Robust Neural Pruning with Gradient Sampling Optimization for Residual Neural Networks
Juyoung Yun
TL;DR
This paper tackles the challenge of maintaining accuracy during aggressive pruning of deep residual networks by proposing a gradient sampling optimization, StochGradAdam, integrated with Magnitude-Based Pruning. The method uses a stochastic gradient mask to compute sampled gradients $\phi_t = \Omega \nabla f_t(\theta)$ and updates parameters with $\theta_{t+1} = \theta_t - \mu \frac{\hat{m}_t}{\sqrt{\hat{v}_t} + \epsilon}$, while pruning weights via a percentile threshold $\psi = W_{\text{sorted}}\left(\left\lceil \frac{P}{100} |W| \right\rceil\right)$ so that $w' = 0$ if $|w| < \psi$. Across CIFAR-10 with ResNet-56/110/152, StochGradAdam consistently outperforms Adam, both before and after pruning, and maintains significantly higher post-pruning accuracies at 50% pruning (e.g., ResNet-56: $62.84\%$ vs $33.12\%$, ResNet-110: $76.67\%$ vs $44.85\%$, ResNet-152: $76.23\%$ vs $54.67\%$).
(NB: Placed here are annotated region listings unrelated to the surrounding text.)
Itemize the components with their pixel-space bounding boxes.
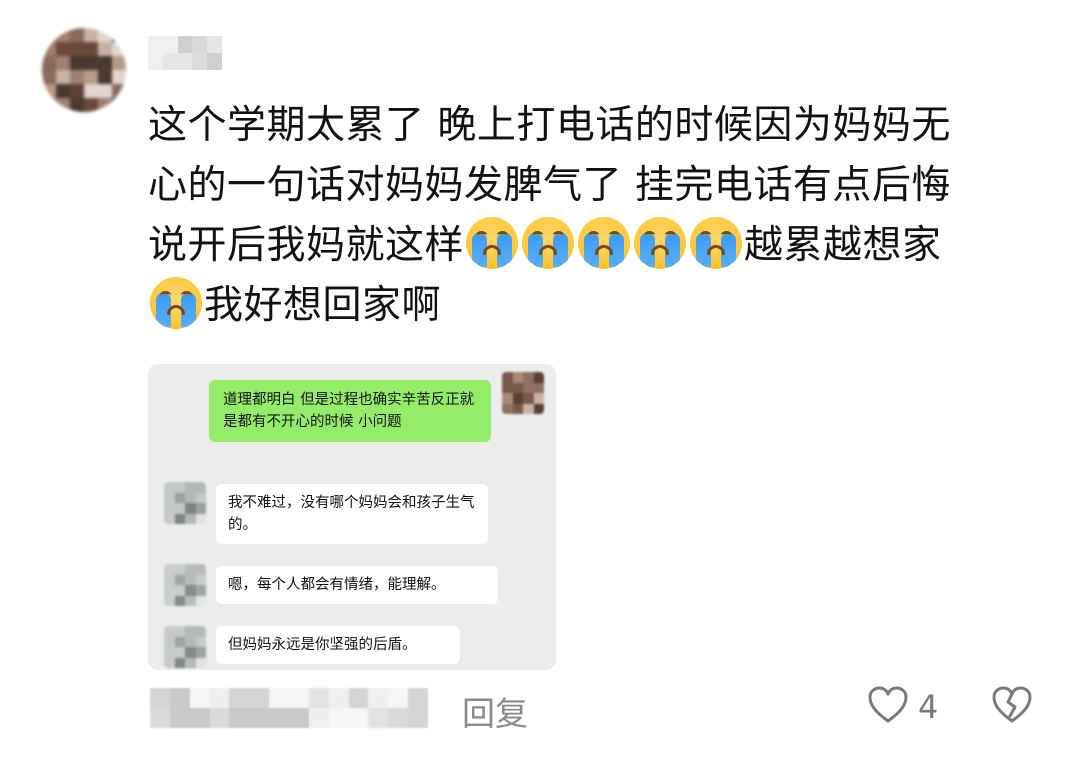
comment-line-1: 这个学期太累了 晚上打电话的时候因为妈妈无 xyxy=(148,103,951,148)
mom-chat-avatar xyxy=(164,626,206,668)
like-button[interactable]: 4 xyxy=(868,686,938,728)
crying-face-icon xyxy=(150,277,202,329)
crying-face-icon xyxy=(634,217,687,269)
my-chat-avatar xyxy=(502,372,544,414)
heart-outline-icon xyxy=(868,686,908,728)
comment-line-4: 我好想回家啊 xyxy=(204,283,442,328)
reply-bubble: 但妈妈永远是你坚强的后盾。 xyxy=(216,626,460,664)
my-message-bubble: 道理都明白 但是过程也确实辛苦反正就是都有不开心的时候 小问题 xyxy=(209,380,491,442)
dislike-button[interactable] xyxy=(992,686,1032,728)
mom-chat-avatar xyxy=(164,564,206,606)
crying-face-icon xyxy=(522,217,575,269)
broken-heart-icon xyxy=(992,686,1032,728)
crying-face-icon xyxy=(466,217,519,269)
comment-line-3: 说开后我妈就这样 xyxy=(148,223,465,268)
comment-line-3-tail: 越累越想家 xyxy=(744,223,942,268)
chat-screenshot-image[interactable]: 道理都明白 但是过程也确实辛苦反正就是都有不开心的时候 小问题 我不难过，没有哪… xyxy=(148,364,556,670)
reply-bubble: 我不难过，没有哪个妈妈会和孩子生气的。 xyxy=(216,484,488,544)
comment-line-2: 心的一句话对妈妈发脾气了 挂完电话有点后悔 xyxy=(148,163,951,208)
comment-meta-obscured xyxy=(150,688,428,728)
comment-text: 这个学期太累了 晚上打电话的时候因为妈妈无 心的一句话对妈妈发脾气了 挂完电话有… xyxy=(148,96,1028,336)
like-count: 4 xyxy=(918,688,939,726)
username-obscured[interactable] xyxy=(148,36,222,70)
crying-face-icon xyxy=(578,217,631,269)
user-avatar[interactable] xyxy=(42,28,126,112)
mom-chat-avatar xyxy=(164,482,206,524)
crying-face-icon xyxy=(690,217,743,269)
reply-bubble: 嗯，每个人都会有情绪，能理解。 xyxy=(216,566,498,604)
reply-button[interactable]: 回复 xyxy=(462,687,528,735)
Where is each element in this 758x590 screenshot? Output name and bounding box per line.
These results suggest a practical route to robust, efficient networks suitable for resource-constrained environments, where gradient sampling contributes to better information retention during slimming.
Abstract
This research embarks on pioneering the integration of gradient sampling optimization techniques, particularly StochGradAdam, into the pruning process of neural networks. Our main objective is to address the significant challenge of maintaining accuracy in pruned neural models, critical in resource-constrained scenarios. Through extensive experimentation, we demonstrate that gradient sampling significantly preserves accuracy during and after the pruning process compared to traditional optimization methods. Our study highlights the pivotal role of gradient sampling in robust learning and maintaining crucial information post substantial model simplification. The results across CIFAR-10 datasets and residual neural architectures validate the versatility and effectiveness of our approach. This work presents a promising direction for developing efficient neural networks without compromising performance, even in environments with limited computational resources.